# Dremel Arrow Saw?



## kjr1995 (May 21, 2014)

I've used one to cut arrows before. It works but it isn't the cleanest. I had to go in little chunks of about 1/4-1/2 inch to not break the cutting blade. Just take your time.


----------



## WhoKnows (Dec 19, 2006)

I use a Ozito Dremel clone, has worked fine so far on wood, aluminium and carbon arrows.


----------



## Irish Sitka (Jul 2, 2009)

*Dremmel cutting saw.*

I made this for myself, on a hinge, works well.


----------



## EnglishKev (Aug 8, 2009)

Irish Sitka said:


> I made this for myself, on a hinge, works well.


That's a nice one.
I did a simple build, static dremel, stop for length held in place with a G clamp, rotate the shaft against the cutting disc to cut.
Finish with an ASD.

Kev


----------



## Blacktailbustr (Jan 12, 2012)

I made one with my dremel on a hinge as well. I just got it as square as I could but i use the g5 asd to finish em off. Works great and a heck of a lot better than buying an arrow saw


----------



## thegreathoe (Sep 4, 2013)

I used one... I chucked the arrow through the headstock on my taig lathe... then slowly spun the head while cutting with my dremel cut off wheel... made a really nice square edge


----------



## kerrye (Sep 1, 2010)

See the post in "Arrow Saw Speed" about using a lathe to spin the shaft and cutting off with a dremel or ryobi tool.


----------



## remingtonJK (Oct 3, 2013)

cheap and easy. Push arrow into blade to cut then twist against the end of cutoff wheel 
to square.


----------



## Tacitus (Oct 14, 2012)

Don't have any pictures but I throw my arrows into my mini lathe and don't tighten the chuck jaws to tight or you'll crush the arrow but from there i have a pencil attachment for my dremel which i then attach it square to everything on the tool head and run it in like you were cutting something on the lathe and it cuts it perfectly square just measure off your arrow with tape so you know where your cutting!


----------



## Jennings (Aug 17, 2005)

Here is mine.

https://www.youtube.com/watch?v=Krn0ZNFBlRQ


----------



## Wenty (Jan 6, 2012)

All the arrows I build are cut with a dremel. I mark the shafts...don't have a jig. Hold and cut...leave them a hair long. Doesnt matter if the cut isnt perfect. I made a squaring device... square em and bring them to finished length. Simple...effective. squaring device is a 4x4" block of hardwood. It has 4 holes drilled of different sizes for different shaft diameter. Drilled in a press to maintain square. Place a piece of sandpaper under it. Insert the shaft and roll it between your hands...sands em square and to length rather efficiently!!


----------



## jrdrees (Jun 12, 2010)

Mine isn't exactly a "Dremel", $10 hobby grinder... I've cut many dozens of arrows, most successfully. Thick walled arrows take time, don't need to force them to cut.


----------



## boatsman (Jan 8, 2015)

Does any one tape the end of the shaft to keep the shaft from splintering or chipping? Cut graphite golf club shafts with a die grinder before the tape worked beautifully.


----------



## AzizaVFR (Jan 28, 2014)

This is the best blade for a dremel tool I have found for cutting aluminum or carbon tubes:

Dremel EZ Lock EZ545 1.5" diamond blade


It is the largest and thinnest blade I have found for cutting. I have it mounted to a wand I purchased from a local nail supply store. It works much better and the cable is much more flexible than the dremel brand units. 
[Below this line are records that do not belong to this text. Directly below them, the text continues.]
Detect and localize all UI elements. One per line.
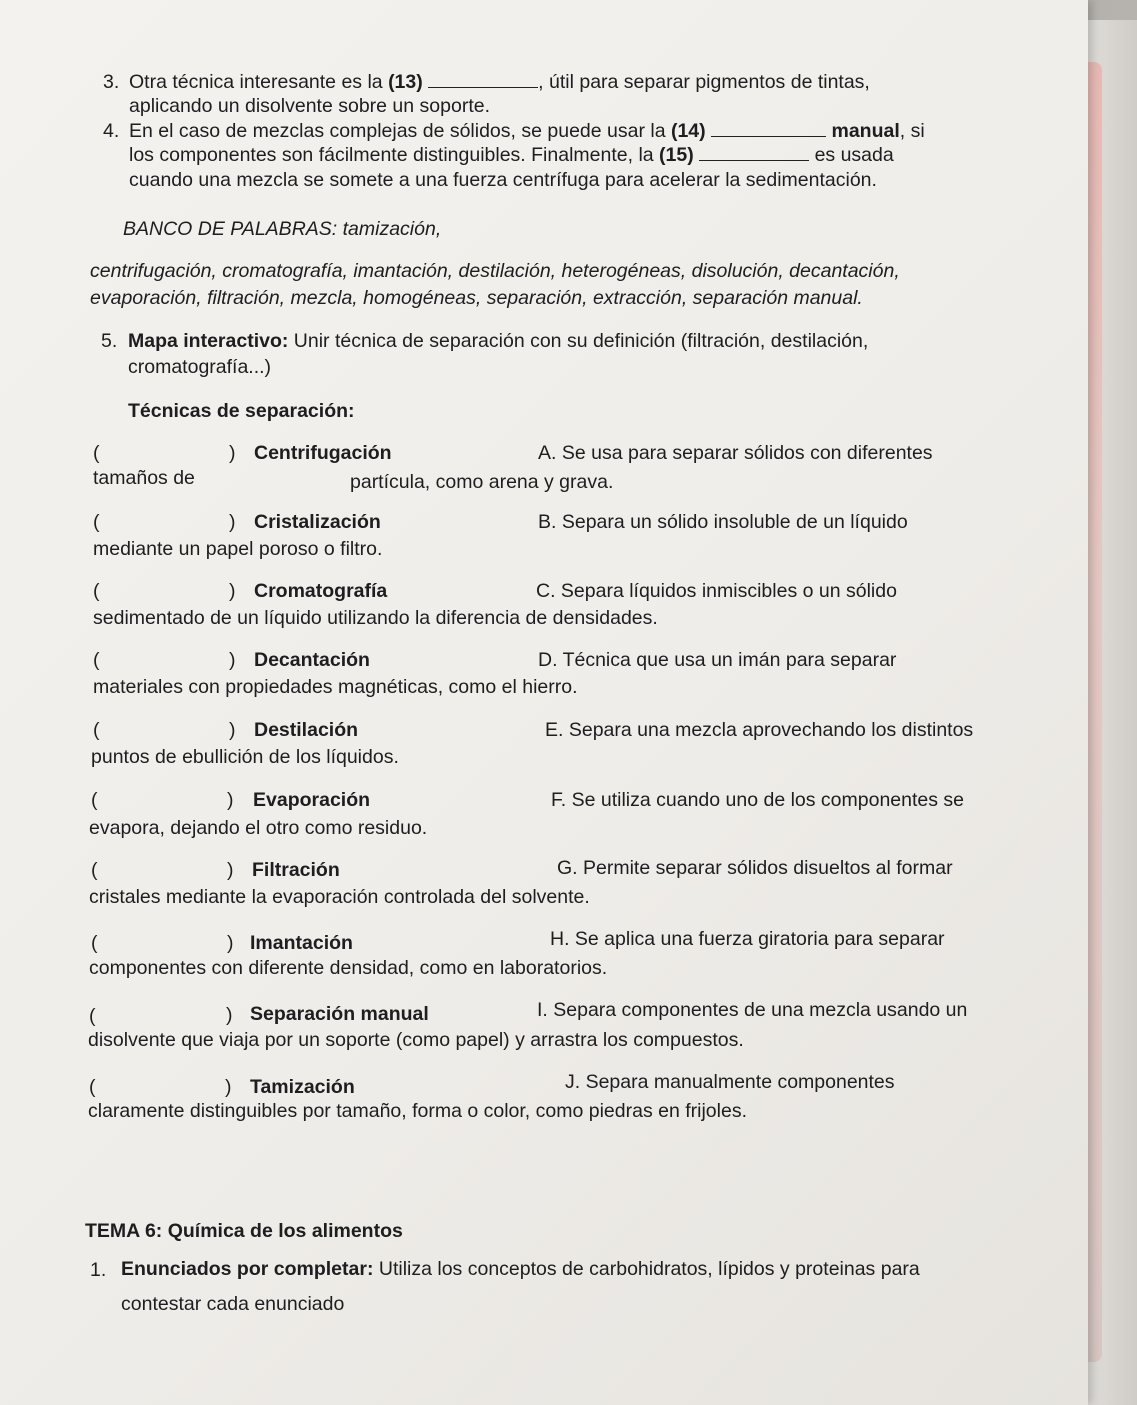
definition-line2: partícula, como arena y grava. xyxy=(350,471,614,493)
q5-line2: cromatografía...) xyxy=(128,356,272,378)
open-paren: ( xyxy=(91,932,98,954)
q4-number: 4. xyxy=(103,120,120,142)
close-paren: ) xyxy=(227,859,234,881)
definition-line2: claramente distinguibles por tamaño, forma o color, como piedras en frijoles. xyxy=(88,1100,747,1122)
technique-term: Decantación xyxy=(254,649,370,671)
q4-line2: los componentes son fácilmente distinguibles. Finalmente, la (15) es usada xyxy=(129,144,894,166)
q4-line1: En el caso de mezclas complejas de sólidos, se puede usar la (14) manual, si xyxy=(129,120,925,142)
tema6-q1-number: 1. xyxy=(90,1259,107,1281)
section-title: TEMA 6: Química de los alimentos xyxy=(85,1220,403,1242)
definition-line2: cristales mediante la evaporación controlada del solvente. xyxy=(89,886,590,908)
close-paren: ) xyxy=(229,719,236,741)
close-paren: ) xyxy=(225,1076,232,1098)
open-paren: ( xyxy=(93,649,100,671)
word-bank-line2: evaporación, filtración, mezcla, homogéneas, separación, extracción, separación manual. xyxy=(90,287,863,309)
open-paren: ( xyxy=(93,719,100,741)
answer-slot[interactable] xyxy=(111,859,221,881)
answer-slot[interactable] xyxy=(109,1005,219,1027)
q4-line3: cuando una mezcla se somete a una fuerza centrífuga para acelerar la sedimentación. xyxy=(129,169,877,191)
answer-slot[interactable] xyxy=(113,719,223,741)
definition-line2: sedimentado de un líquido utilizando la diferencia de densidades. xyxy=(93,607,658,629)
definition-line2: evapora, dejando el otro como residuo. xyxy=(89,817,428,839)
close-paren: ) xyxy=(227,932,234,954)
open-paren: ( xyxy=(89,1076,96,1098)
open-paren: ( xyxy=(89,1005,96,1027)
open-paren: ( xyxy=(91,859,98,881)
open-paren: ( xyxy=(93,442,100,464)
technique-term: Filtración xyxy=(252,859,340,881)
q3-line2: aplicando un disolvente sobre un soporte. xyxy=(129,95,490,117)
q4-ref15: (15) xyxy=(659,144,694,166)
q3-ref: (13) xyxy=(388,71,423,93)
definition-lead: tamaños de xyxy=(93,467,195,489)
definition-line2: mediante un papel poroso o filtro. xyxy=(93,538,383,560)
techniques-subtitle: Técnicas de separación: xyxy=(128,400,355,422)
technique-term: Cristalización xyxy=(254,511,381,533)
word-bank-title: BANCO DE PALABRAS: tamización, xyxy=(123,218,442,240)
technique-term: Separación manual xyxy=(250,1003,429,1025)
open-paren: ( xyxy=(93,580,100,602)
definition-line1: D. Técnica que usa un imán para separar xyxy=(538,649,897,671)
definition-line1: J. Separa manualmente componentes xyxy=(565,1071,895,1093)
definition-line1: F. Se utiliza cuando uno de los componentes se xyxy=(551,789,965,811)
q4-blank15[interactable] xyxy=(699,144,809,161)
close-paren: ) xyxy=(229,511,236,533)
definition-line2: disolvente que viaja por un soporte (como papel) y arrastra los compuestos. xyxy=(88,1029,744,1051)
q5-number: 5. xyxy=(101,330,118,352)
definition-line1: H. Se aplica una fuerza giratoria para separar xyxy=(550,928,945,950)
close-paren: ) xyxy=(229,580,236,602)
close-paren: ) xyxy=(229,649,236,671)
definition-line2: puntos de ebullición de los líquidos. xyxy=(91,746,399,768)
technique-term: Centrifugación xyxy=(254,442,392,464)
word-bank-line1: centrifugación, cromatografía, imantación, destilación, heterogéneas, disolución, decantación, xyxy=(90,260,900,282)
open-paren: ( xyxy=(93,511,100,533)
definition-line1: A. Se usa para separar sólidos con diferentes xyxy=(538,442,933,464)
tema6-q1-line1: Enunciados por completar: Utiliza los conceptos de carbohidratos, lípidos y proteinas para xyxy=(121,1258,920,1280)
q4-blank14[interactable] xyxy=(711,120,826,137)
open-paren: ( xyxy=(91,789,98,811)
close-paren: ) xyxy=(229,442,236,464)
technique-term: Cromatografía xyxy=(254,580,388,602)
answer-slot[interactable] xyxy=(111,789,221,811)
close-paren: ) xyxy=(227,789,234,811)
q3-number: 3. xyxy=(103,71,120,93)
answer-slot[interactable] xyxy=(113,511,223,533)
answer-slot[interactable] xyxy=(113,580,223,602)
technique-term: Tamización xyxy=(250,1076,355,1098)
tema6-q1-line2: contestar cada enunciado xyxy=(121,1293,345,1315)
technique-term: Evaporación xyxy=(253,789,371,811)
q5-line1: Mapa interactivo: Unir técnica de separación con su definición (filtración, destilación, xyxy=(128,330,869,352)
definition-line1: E. Separa una mezcla aprovechando los distintos xyxy=(545,719,974,741)
q4-ref14: (14) xyxy=(670,120,706,142)
definition-line1: I. Separa componentes de una mezcla usando un xyxy=(537,999,968,1021)
definition-line1: C. Separa líquidos inmiscibles o un sólido xyxy=(536,580,897,602)
q3-line1: Otra técnica interesante es la (13) , útil para separar pigmentos de tintas, xyxy=(129,71,870,93)
definition-line1: B. Separa un sólido insoluble de un líquido xyxy=(538,511,908,533)
answer-slot[interactable] xyxy=(109,1076,219,1098)
answer-slot[interactable] xyxy=(113,442,223,464)
technique-term: Destilación xyxy=(254,719,359,741)
answer-slot[interactable] xyxy=(113,649,223,671)
close-paren: ) xyxy=(226,1004,233,1026)
definition-line2: componentes con diferente densidad, como en laboratorios. xyxy=(89,957,608,979)
technique-term: Imantación xyxy=(250,932,353,954)
answer-slot[interactable] xyxy=(111,932,221,954)
definition-line1: G. Permite separar sólidos disueltos al formar xyxy=(557,857,953,879)
q3-blank[interactable] xyxy=(428,71,538,88)
definition-line2: materiales con propiedades magnéticas, como el hierro. xyxy=(93,676,578,698)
Ideally, you want to cut the shaft only from one side and rotate it through the cut. This will help square up the cut, and sand the surface removing any burrs. You can see how deep I am talking with a cut-off of an Easton Fatboy arrow. 



The blade protrusion is tall enough to cut any arrow wall, along with the carbon tubes I used to make stabilizers, up to 0.122" wall thickness.


----------



## caspian (Jan 13, 2009)

AzizaVFR, I like that very much. the best part for me is the angled support to hold the shaft where it touches the blade.... you can just drop the shaft in and rotate it at the same depth and angle of presentation very easily.
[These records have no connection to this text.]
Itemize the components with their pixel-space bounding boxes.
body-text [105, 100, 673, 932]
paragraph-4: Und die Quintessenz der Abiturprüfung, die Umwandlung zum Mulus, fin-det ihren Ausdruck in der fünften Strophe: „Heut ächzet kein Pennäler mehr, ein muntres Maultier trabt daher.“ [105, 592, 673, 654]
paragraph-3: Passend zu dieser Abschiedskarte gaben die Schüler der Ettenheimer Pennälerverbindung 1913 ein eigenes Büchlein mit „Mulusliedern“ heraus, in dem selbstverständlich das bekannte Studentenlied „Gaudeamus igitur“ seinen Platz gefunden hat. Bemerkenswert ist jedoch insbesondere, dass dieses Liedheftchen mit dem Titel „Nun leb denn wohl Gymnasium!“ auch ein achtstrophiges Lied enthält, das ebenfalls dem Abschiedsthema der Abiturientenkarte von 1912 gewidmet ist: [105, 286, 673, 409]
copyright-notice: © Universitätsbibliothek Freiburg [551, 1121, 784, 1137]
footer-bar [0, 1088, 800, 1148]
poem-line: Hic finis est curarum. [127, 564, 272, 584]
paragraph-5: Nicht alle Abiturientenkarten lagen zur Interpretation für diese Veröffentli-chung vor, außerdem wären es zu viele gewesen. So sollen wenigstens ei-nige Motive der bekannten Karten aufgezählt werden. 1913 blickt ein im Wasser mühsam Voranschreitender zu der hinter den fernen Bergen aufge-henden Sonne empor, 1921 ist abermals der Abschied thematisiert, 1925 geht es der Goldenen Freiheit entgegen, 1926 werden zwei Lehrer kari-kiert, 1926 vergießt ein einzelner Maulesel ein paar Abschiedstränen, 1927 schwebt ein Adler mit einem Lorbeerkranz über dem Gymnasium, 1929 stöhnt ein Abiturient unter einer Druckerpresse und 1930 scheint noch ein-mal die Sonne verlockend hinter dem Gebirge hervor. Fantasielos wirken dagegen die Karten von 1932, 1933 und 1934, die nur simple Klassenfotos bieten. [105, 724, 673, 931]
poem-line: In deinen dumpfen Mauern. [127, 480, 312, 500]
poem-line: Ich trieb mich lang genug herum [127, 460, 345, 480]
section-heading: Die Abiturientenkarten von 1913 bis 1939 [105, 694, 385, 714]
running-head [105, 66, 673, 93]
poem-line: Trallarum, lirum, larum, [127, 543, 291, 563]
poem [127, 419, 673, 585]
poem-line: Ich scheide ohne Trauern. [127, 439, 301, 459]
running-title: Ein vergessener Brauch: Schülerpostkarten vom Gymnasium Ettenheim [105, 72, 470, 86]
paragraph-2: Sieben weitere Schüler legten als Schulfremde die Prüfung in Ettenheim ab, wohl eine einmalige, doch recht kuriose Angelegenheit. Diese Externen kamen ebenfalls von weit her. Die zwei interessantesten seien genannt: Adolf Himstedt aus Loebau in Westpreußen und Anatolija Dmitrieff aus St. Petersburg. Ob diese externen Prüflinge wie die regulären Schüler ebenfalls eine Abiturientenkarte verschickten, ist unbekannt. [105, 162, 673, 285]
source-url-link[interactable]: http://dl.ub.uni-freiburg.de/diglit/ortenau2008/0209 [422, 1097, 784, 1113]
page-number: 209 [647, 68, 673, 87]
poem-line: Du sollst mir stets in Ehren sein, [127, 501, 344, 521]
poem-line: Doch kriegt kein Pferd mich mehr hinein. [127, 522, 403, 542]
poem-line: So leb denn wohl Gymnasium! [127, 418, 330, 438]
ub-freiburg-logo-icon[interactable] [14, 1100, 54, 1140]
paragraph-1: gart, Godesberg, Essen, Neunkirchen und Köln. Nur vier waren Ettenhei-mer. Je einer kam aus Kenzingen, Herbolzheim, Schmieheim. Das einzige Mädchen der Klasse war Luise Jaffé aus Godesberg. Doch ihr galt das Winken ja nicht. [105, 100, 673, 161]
here is a timber version I made with a new-to-archery friend a few years ago. http://technorantia.blogspot.com.au/2010/05/arrow-saw-wot-merv-and-i-made.html

the shelf in front of the blade means you can walk the shaft into the blade and rotate it, which as you say gives the best results. if he adds a lateral stop it would be much the same as yours provides. the "tailstock" is even offset by the radius of the blade to present the shaft to the blade as squarely as possible.

combined with a thin cutoff blade this has been cutting all manner of shafts fine for several years now.


----------



## caspian (Jan 13, 2009)

AzizaVFR, I like that very much. the best part for me is the angled support to hold the shaft where it touches the blade.... you can just drop the shaft in and rotate it at the same depth and angle of presentation very easily.

here is a timber version I made with a new-to-archery friend a few years ago. http://technorantia.blogspot.com.au/2010/05/arrow-saw-wot-merv-and-i-made.html

the shelf in front of the blade means you can walk the shaft into the blade and rotate it, which as you say gives the best results. if he adds a lateral stop it would be much the same as yours provides. the "tailstock" is even offset by the radius of the blade to present the shaft to the blade as squarely as possible.

combined with a thin cutoff blade this has been cutting all manner of shafts fine for several years now.


----------



## bonecollector66 (Mar 2, 2011)

tag


----------



## Pittstate23 (Dec 27, 2010)

Blacktailbustr said:


> I made one with my dremel on a hinge as well. I just got it as square as I could but i use the g5 asd to finish em off. Works great and a heck of a lot better than buying an arrow saw
> View attachment 2047449
> View attachment 2047450
> View attachment 2047451


i like that build


----------



## caspian (Jan 13, 2009)

I would rather cut the shafts square in the first place using a simple and established method, rather than at a bevel then try to square them.

if you're using the saw like a chopsaw, you are using a poor method.


----------



## deerhunter7273 (Mar 22, 2010)

http://www.archerytalk.com/vb/showthread.php?t=1265893


----------



## BisonHammer (Feb 9, 2011)

This is the saw I made last fall. Been meaning to write up a build thread, but haven't gotten around to it. I used the Dremel 8220 (5K-30K rpm) with the diamond cutoff wheel. All of the parts, minus the wood, were ordered from McMaster-Carr (~$80). Most of the parts are t-slot framing brackets with only a couple small modifications. Let me know if anyone wants more details or if you want a whole build write-up.


----------